Ada Ada Ada – a Digital Performance in Tribute to Ada Lovelace
Striding confidently on to the stage in little more than her early 19th century underwear, and some really fancy boots (apparently designed by Lady Gaga’s boot designers) Zoe Philpott, solo performer, chief imaginator and originator of the fascinating digital tribute to (Countess) Ada Lovelace, Ada Ada Ada, opens the show with a warm, welcoming, very casual introduction – considering that she is only dressed in a chemise and corset!
Introducing her technical support, Kady, Zoe continues to talk through an introduction to the show, while Kady works around her setting up the huge and heavy looking 19th digital dress – loaded with over 4400 individually controlled LEDs connected to a battery pack, wifi, Arduino computer board and a beautiful satin glove (made by the glove-makers to the Queen, no less) with finger pads that would allow her to control the LEDs on the dress. Unfortunately, the glove did not work during the show that we watched, so the LEDs were remotely controlled.
The audience, the majority of whom are school girls and their teachers and a smattering of home educated children with their parents sit in silent awe as the hoops and eventually layers of the dress go on. Eventually Ada is transformed into an impressive display mash up of Victorian lady and digital display.
Zoe Philpott does a great job, of first, introducing the technology that goes in to the dress itself, in a not-so-subtle effort of highlighting STE(A)M (Science, Technology, Engineering, Arts and Mathematics) to the girls in the audience and the potential opportunities and outcomes of studying and engaging in Science at school.
Once in role, Zoe effortlessly transverses between the various versions of Ada, and a storyteller, with a very clear distinction in voice, tonal rhythm and cadence. Ada’s story is compelling; the fact that she was Lord Byron’s brought surprise to even a few adults in the audience – so complete was her mother’s agenda in separating father from daughter.
Told from the perspective of both Ada herself, and in part third person, Zoe manages to weave a beautiful tale of the life, experience, gifts and travesties of Ada Lovelace. She incorporates many curious, interesting facts and keeps the audience, pretty bunch spell-bound with her narrative. Her attempt to physically engage the audience, creating among them a representation of Babage’s Analytical Machine, provided some form of activity which kept the participants engaged and amused.
While the dress lit up with numbers and patterns and moving gears to make a point, it was really at the finale, when almost all the LED’s were lit in a bright dazzling display, that you were reminded of the ingenuity of the technology incorporated in to the dress.
As a digital performance, the dress did seem a bit gimmicky. Don’t get me wrong, it is an amazing piece of technology, and with wearable tech still a fairly young but quickly growing field, to see it working properly would have been a treat.
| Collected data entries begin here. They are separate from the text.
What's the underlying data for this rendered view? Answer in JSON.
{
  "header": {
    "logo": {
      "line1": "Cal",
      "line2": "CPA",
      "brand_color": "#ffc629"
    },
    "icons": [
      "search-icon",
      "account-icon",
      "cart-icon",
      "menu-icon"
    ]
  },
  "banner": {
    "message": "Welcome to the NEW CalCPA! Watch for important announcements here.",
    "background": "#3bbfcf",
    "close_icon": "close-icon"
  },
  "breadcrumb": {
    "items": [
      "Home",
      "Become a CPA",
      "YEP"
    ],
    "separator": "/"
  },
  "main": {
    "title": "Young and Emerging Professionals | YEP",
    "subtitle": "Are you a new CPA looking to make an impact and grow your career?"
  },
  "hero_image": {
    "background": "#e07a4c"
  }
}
The point to make here is that while the show Ada Ada Ada was quite specific about getting girls more involved in Science, a fact that is not lost on this author, the technology for the dress itself was created by men too.
While the show was an interesting, entertaining and very informative piece and Zoe Philpott is certainly a gifted performer, making it solely about getting more girls in to Science seems far removed from the actually journey of how the dress came in to being.
What may perhaps be more useful as a main aim, isn’t to pitch it as a ‘Call to Science’ for just girls, but perhaps a greater challenge to all children to be the very best that they can be. To be encouraged to allow their imaginations to grow and take flight, in the example that Ada Lovelace saw something in the Analytical engine (which was completely theoretical), that had not yet been created or even imagined, and she managed to create what is now deemed to be the world’s first computer programme from it.
Ada Ada Ada is definitely worth watching, even if the technology doesn’t always work as planned, the show must still go on.
If you’re ever in the vicinity of a performance, we would encourage you to catch it, and if you can sponsor or afford to bring the show to your area – do it. It might just inspire the next Ada!